Writing the Bones, Entry 2

. . . the Second of October, about 9 of the clock in the morning, Mr. Mavericks Negro woman came to my chamber window, and in her own Countrey language and tune sang very loud and shrill, going out to her, she used a great deal of respect toward me, and willingly would have expressed her grief in English; but I appre- hended it by her countenance and deportment, whereupon I repaired to my host, to learn of him the cause, and resolved to intreat him in her behalf, for that I under- stood before, that she had been a Queen in her own Countrey, and observed a very humble and dutiful garb used towards her by another Negro who was her maid. Mr. Maverick was desirous to have a breed of Negroes, and therefore seeing she would not yield by perswasions to company with a Negro young man he had in his house; he commanded him will’d she nill’d she to go to bed to her, which was no sooner done but she kickt him out again, this she took in high disdain beyond her slavery, and this was the cause of her grief.
—John Josselyn, Two Voyages to New England, 1674 Source

This unnamed woman is the subject of my novel.
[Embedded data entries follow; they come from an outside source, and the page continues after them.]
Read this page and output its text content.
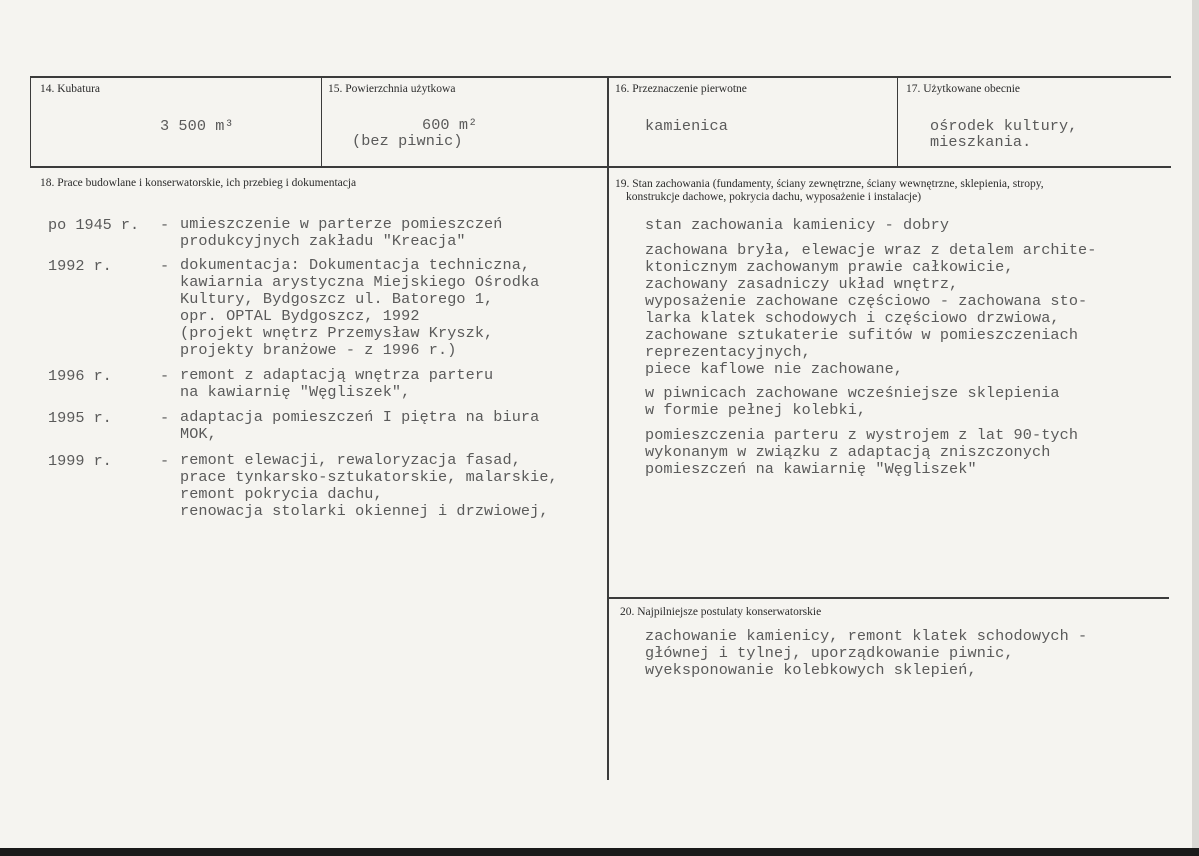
14. Kubatura
3 500 m³
15. Powierzchnia użytkowa
600 m²
(bez piwnic)
16. Przeznaczenie pierwotne
kamienica
17. Użytkowane obecnie
ośrodek kultury,
mieszkania.
18. Prace budowlane i konserwatorskie, ich przebieg i dokumentacja
po 1945 r. - umieszczenie w parterze pomieszczeń
produkcyjnych zakładu "Kreacja"
1992 r.	- dokumentacja: Dokumentacja techniczna,
kawiarnia arystyczna Miejskiego Ośrodka
Kultury, Bydgoszcz ul. Batorego 1,
opr. OPTAL Bydgoszcz, 1992
(projekt wnętrz Przemysław Kryszk,
projekty branżowe - z 1996 r.)
1996 r.	- remont z adaptacją wnętrza parteru
na kawiarnię "Węgliszek",
1995 r.	- adaptacja pomieszczeń I piętra na biura
MOK,
1999 r.	- remont elewacji, rewaloryzacja fasad,
prace tynkarsko-sztukatorskie, malarskie,
remont pokrycia dachu,
renowacja stolarki okiennej i drzwiowej,
19. Stan zachowania (fundamenty, ściany zewnętrzne, ściany wewnętrzne, sklepienia, stropy,
konstrukcje dachowe, pokrycia dachu, wyposażenie i instalacje)
stan zachowania kamienicy - dobry
zachowana bryła, elewacje wraz z detalem archite-
ktonicznym zachowanym prawie całkowicie,
zachowany zasadniczy układ wnętrz,
wyposażenie zachowane częściowo - zachowana sto-
larka klatek schodowych i częściowo drzwiowa,
zachowane sztukaterie sufitów w pomieszczeniach
reprezentacyjnych,
piece kaflowe nie zachowane,
w piwnicach zachowane wcześniejsze sklepienia
w formie pełnej kolebki,
pomieszczenia parteru z wystrojem z lat 90-tych
wykonanym w związku z adaptacją zniszczonych
pomieszczeń na kawiarnię "Węgliszek"
20. Najpilniejsze postulaty konserwatorskie
zachowanie kamienicy, remont klatek schodowych -
głównej i tylnej, uporządkowanie piwnic,
wyeksponowanie kolebkowych sklepień,
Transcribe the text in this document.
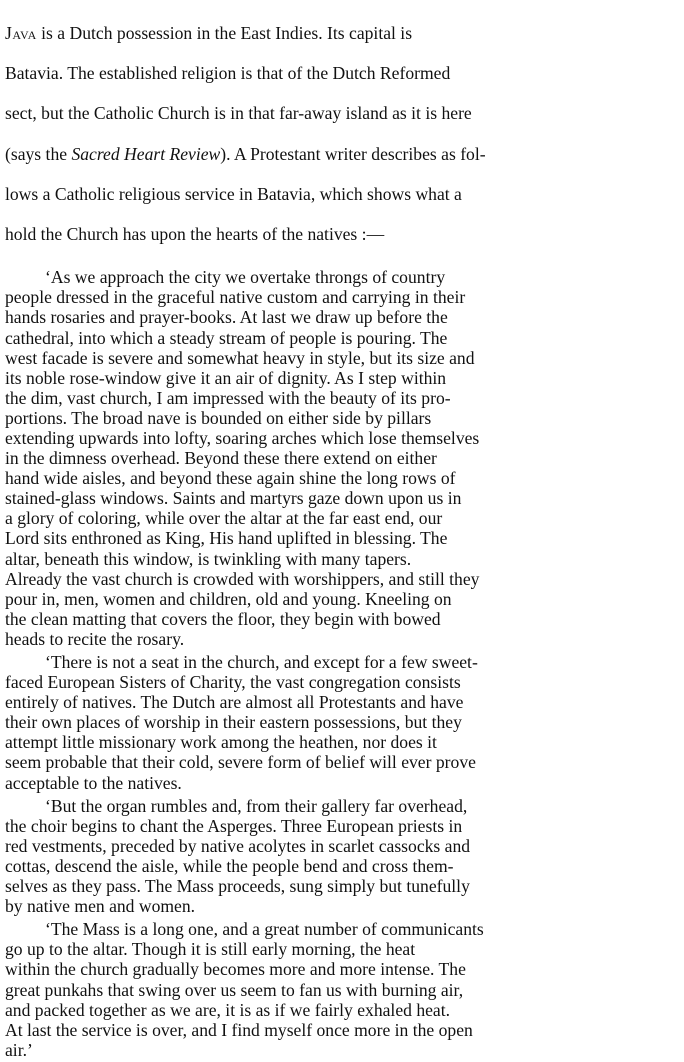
Java is a Dutch possession in the East Indies. Its capital is

Batavia. The established religion is that of the Dutch Reformed

sect, but the Catholic Church is in that far-away island as it is here

(says the Sacred Heart Review). A Protestant writer describes as fol-

lows a Catholic religious service in Batavia, which shows what a

hold the Church has upon the hearts of the natives :—

‘As we approach the city we overtake throngs of country
people dressed in the graceful native custom and carrying in their
hands rosaries and prayer-books. At last we draw up before the
cathedral, into which a steady stream of people is pouring. The
west facade is severe and somewhat heavy in style, but its size and
its noble rose-window give it an air of dignity. As I step within
the dim, vast church, I am impressed with the beauty of its pro-
portions. The broad nave is bounded on either side by pillars
extending upwards into lofty, soaring arches which lose themselves
in the dimness overhead. Beyond these there extend on either
hand wide aisles, and beyond these again shine the long rows of
stained-glass windows. Saints and martyrs gaze down upon us in
a glory of coloring, while over the altar at the far east end, our
Lord sits enthroned as King, His hand uplifted in blessing. The
altar, beneath this window, is twinkling with many tapers.
Already the vast church is crowded with worshippers, and still they
pour in, men, women and children, old and young. Kneeling on
the clean matting that covers the floor, they begin with bowed
heads to recite the rosary.
‘There is not a seat in the church, and except for a few sweet-
faced European Sisters of Charity, the vast congregation consists
entirely of natives. The Dutch are almost all Protestants and have
their own places of worship in their eastern possessions, but they
attempt little missionary work among the heathen, nor does it
seem probable that their cold, severe form of belief will ever prove
acceptable to the natives.
‘But the organ rumbles and, from their gallery far overhead,
the choir begins to chant the Asperges. Three European priests in
red vestments, preceded by native acolytes in scarlet cassocks and
cottas, descend the aisle, while the people bend and cross them-
selves as they pass. The Mass proceeds, sung simply but tunefully
by native men and women.
‘The Mass is a long one, and a great number of communicants
go up to the altar. Though it is still early morning, the heat
within the church gradually becomes more and more intense. The
great punkahs that swing over us seem to fan us with burning air,
and packed together as we are, it is as if we fairly exhaled heat.
At last the service is over, and I find myself once more in the open
air.’
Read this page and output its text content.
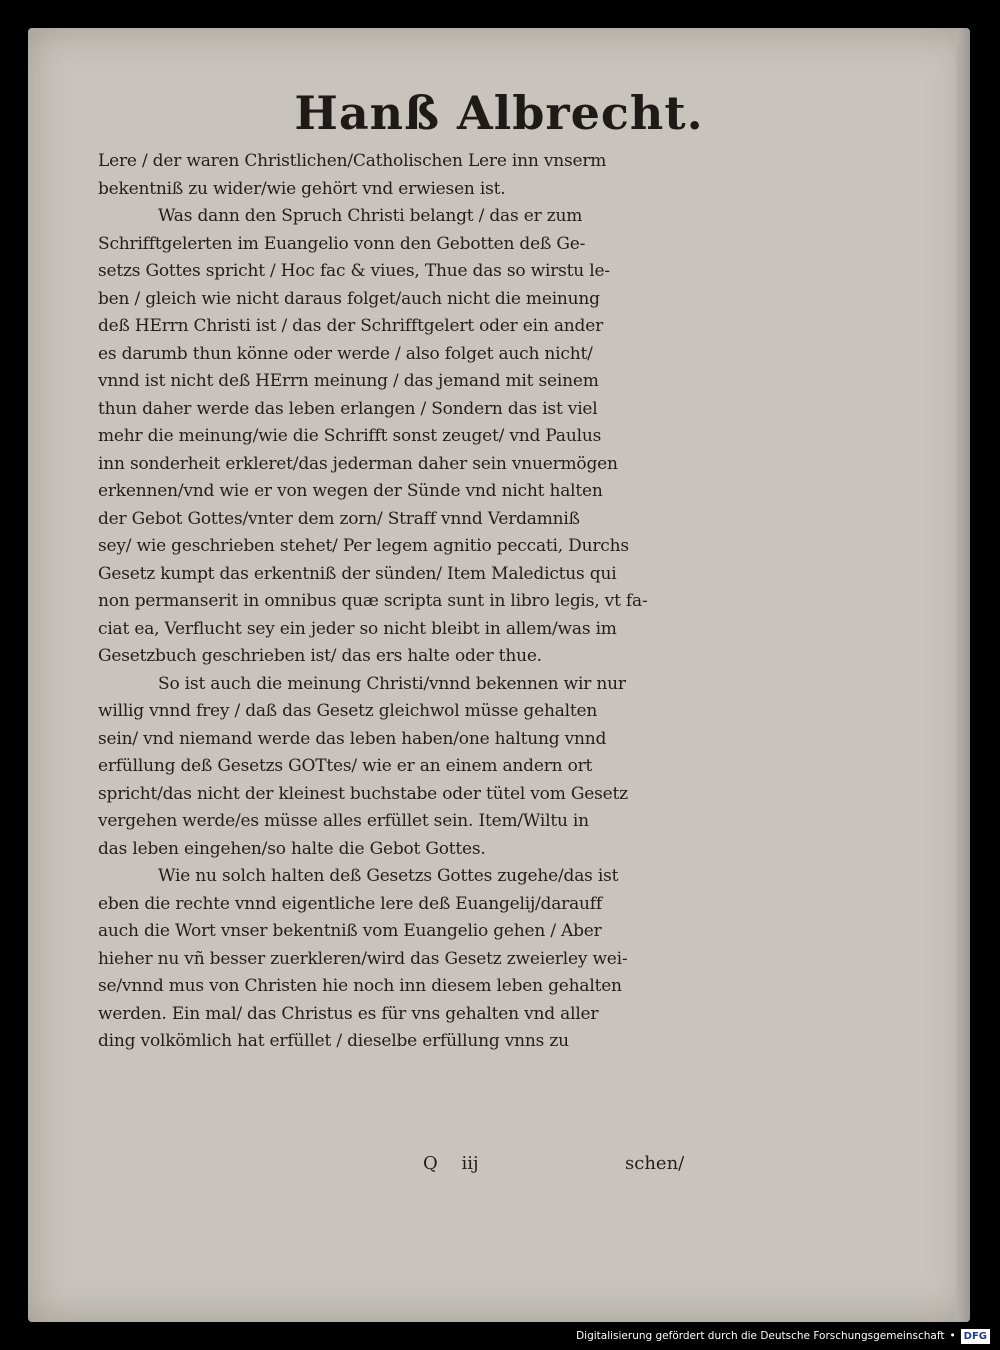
Hanß Albrecht.
Lere / der waren Christlichen/Catholischen Lere inn vnserm
bekentniß zu wider/wie gehört vnd erwiesen ist.
Was dann den Spruch Christi belangt / das er zum
Schrifftgelerten im Euangelio vonn den Gebotten deß Ge-
setzs Gottes spricht / Hoc fac & viues, Thue das so wirstu le-
ben / gleich wie nicht daraus folget/auch nicht die meinung
deß HErrn Christi ist / das der Schrifftgelert oder ein ander
es darumb thun könne oder werde / also folget auch nicht/
vnnd ist nicht deß HErrn meinung / das jemand mit seinem
thun daher werde das leben erlangen / Sondern das ist viel
mehr die meinung/wie die Schrifft sonst zeuget/ vnd Paulus
inn sonderheit erkleret/das jederman daher sein vnuermögen
erkennen/vnd wie er von wegen der Sünde vnd nicht halten
der Gebot Gottes/vnter dem zorn/ Straff vnnd Verdamniß
sey/ wie geschrieben stehet/ Per legem agnitio peccati, Durchs
Gesetz kumpt das erkentniß der sünden/ Item Maledictus qui
non permanserit in omnibus quæ scripta sunt in libro legis, vt fa-
ciat ea, Verflucht sey ein jeder so nicht bleibt in allem/was im
Gesetzbuch geschrieben ist/ das ers halte oder thue.
So ist auch die meinung Christi/vnnd bekennen wir nur
willig vnnd frey / daß das Gesetz gleichwol müsse gehalten
sein/ vnd niemand werde das leben haben/one haltung vnnd
erfüllung deß Gesetzs GOTtes/ wie er an einem andern ort
spricht/das nicht der kleinest buchstabe oder tütel vom Gesetz
vergehen werde/es müsse alles erfüllet sein. Item/Wiltu in
das leben eingehen/so halte die Gebot Gottes.
Wie nu solch halten deß Gesetzs Gottes zugehe/das ist
eben die rechte vnnd eigentliche lere deß Euangelij/darauff
auch die Wort vnser bekentniß vom Euangelio gehen / Aber
hieher nu vñ besser zuerkleren/wird das Gesetz zweierley wei-
se/vnnd mus von Christen hie noch inn diesem leben gehalten
werden. Ein mal/ das Christus es für vns gehalten vnd aller
ding volkömlich hat erfüllet / dieselbe erfüllung vnns zu
Q iij	schen/
Digitalisierung gefördert durch die Deutsche Forschungsgemeinschaft • DFG
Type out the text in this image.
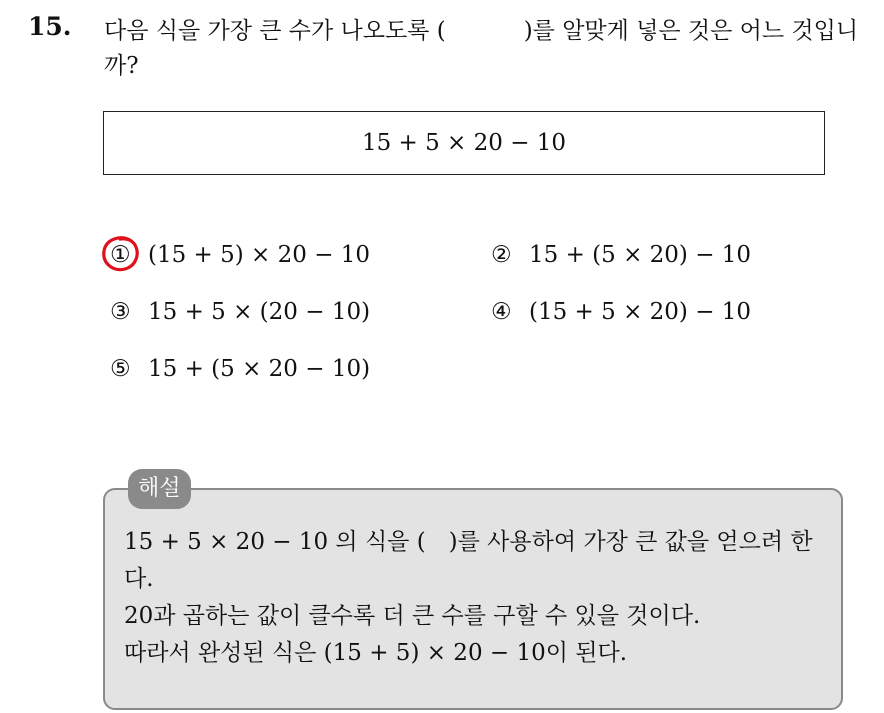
15. 다음 식을 가장 큰 수가 나오도록 (	)를 알맞게 넣은 것은 어느 것입니까?
15 + 5 × 20 − 10
① (15 + 5) × 20 − 10	② 15 + (5 × 20) − 10
③ 15 + 5 × (20 − 10)	④ (15 + 5 × 20) − 10
⑤ 15 + (5 × 20 − 10)
해설
15 + 5 × 20 − 10 의 식을 (　)를 사용하여 가장 큰 값을 얻으려 한다.
20과 곱하는 값이 클수록 더 큰 수를 구할 수 있을 것이다.
따라서 완성된 식은 (15 + 5) × 20 − 10이 된다.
I am haunted by the thought that there has to be more to her than “the cause of her grief.” But the historical record provides nothing and possibly never will. So I decided to take Toni Morrison’s advice and write the book I want to read. Since it is a haunting, I’ll be writing it as a kind of ghost story. However, one person’s ghost is another person’s ancestor. To quote Miriam Makeba:

In the West the past is like a dead animal. It is a carcass picked at by the flies that call themselves historians and biographers. But in my culture the past lives. My people feel this way in part because death does not separate us from our ancestors. Source

But before we start, we must follow protocol and awaken her.